Nedenleri yukarıda detaylarıyla anlattığım gibiÉ Dondurma makinelerinde pazar çok dar. Bu da yeni makine üreticilerinin çıkmasını engelliyor. Yetersiz sermaye ve bilgi birikimiyle makine üreticiliğine soyunan küçük birkaç atölye çıktıysa da, gelişme sağlayamadı. Dondurma ekipmanı üretmek için ciddi teknik bilgi birikiminin yanı sıra dondurma üretim bilgisine de sahip olma gerektirir. Türk tipi dondurmanın üretilmesi için standart makineler yeterli olmuyor. Aynı zamanda paslanmaz maliyetlerinin sürekli artması ve pahalı olması, maliyetlerin dolayısıyla pazara sunuş fiyatlarının yüksek olmasına neden oluyor. Dondurma ekipman ve makineleri, tamamıyla gıdaya uygun paslanmaz çeliklerden imal ediliyor.

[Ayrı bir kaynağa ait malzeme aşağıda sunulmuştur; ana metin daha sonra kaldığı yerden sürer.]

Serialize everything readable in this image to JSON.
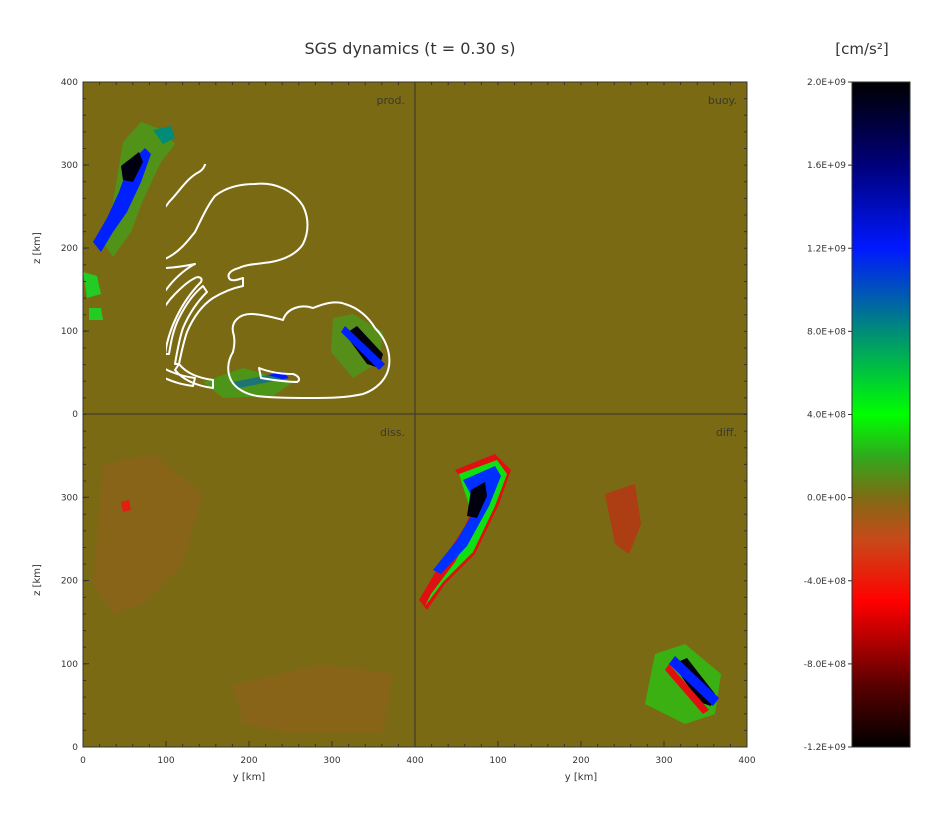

Soğuk gıda sektöründe çalışanların sorunları ve eğitimleri

Soğuk gıda sektöründe çalışanların sorunları, diğer sektörlerdeki çalışanlardan pek farklı değildir. Soğuk depolarda çalışan personellerin, uygun giysilerle depolara girip çıkmaları gerekiyor. Sağlık kontrollerinin yaptırılması önemlidir. Üretim alanlarının, yeterli teknik koşulları sağlaması, çalışanlar açısından da önemlidir. Genelde eğitim düzeyleri düşük olup, firma kurumsallığı arttıkça eğitim düzeylerinin arttığı görülüyor. Aynı zamanda firma içi geliştirme seminerleri ve eğitim programlarıyla destekleniyor. İşletmelerin boyutları küçüldükçe hem işletme sahiplerinin hem de çalışanlarının eğitim düzeyleri düşüyor. İstanbul’da bazı yerel yönetimler, bazı sektörlerde örneğin yemek yapım, pastacılık gibi mesleki eğitimler veriyor. Bunlar çok yararlı çalışmalar ve yaygınlaştırılması gerektiğini düşünüyorum. Bu eğitimlerde, mesleki eğitim bilgileri ile genel sağlık ve hijyen bilgileri de veriliyor. z

Beyaz Zambak Projesi

Beyaz Zambak Projesi, gıda güvenliği konusunda belediyeler ile işbirliği yapılarak, gıda sunan tesislerin hijyen kalitesini artırmak amacıyla hayata geçirilen önemli bir proje. Proje kapsamında gıda işletmeleri, tüm dünyada gıda güvenliğini sağlamada en gelişmiş sistem olarak kabul edilen ISO 22000 direktiflerine uygun olarak denetleniyor. Bu sayede hem Türk insanı daha temiz ve güvenli şartlarda gıda tüketiyor hem de Türkiye’ye gelen turistlerin gıda konusunda duydukları şüpheler ortadan kalkmış oluyor. Beyaz Zambak bayrağını ve sertifikasını almak isteyenlerin ise deposu, mutfağı olup olmaması gibi işletmeye özel durumlar değerlendiriliyor. Yüz puan üzerinden yapılan değerlendirme sonucunda seksen puanın üzerinde başarı gösteren işletmeler, Beyaz Zambak bayrağına ve sertifikasına sahip oluyor. Böylece kendilerini diğerlerinden farklılaştırıyor ve hijyen açısından tüketicinin ilk tercih ettiği işletmeler arasında yerini alıyor. Herhangi bir cezai yönü olmayan, gelişme ve geliştirme projesi olarak tanımlanabilen Beyaz Zambak kapsamında 80 puanın altında kalan işletmelere toplu hijyen eğitimleri veriliyor, gerekli düzeltmeleri yaptıkları zaman da Beyaz Zambak bayrak ve sertifikası almaya hak kazanıyorlar.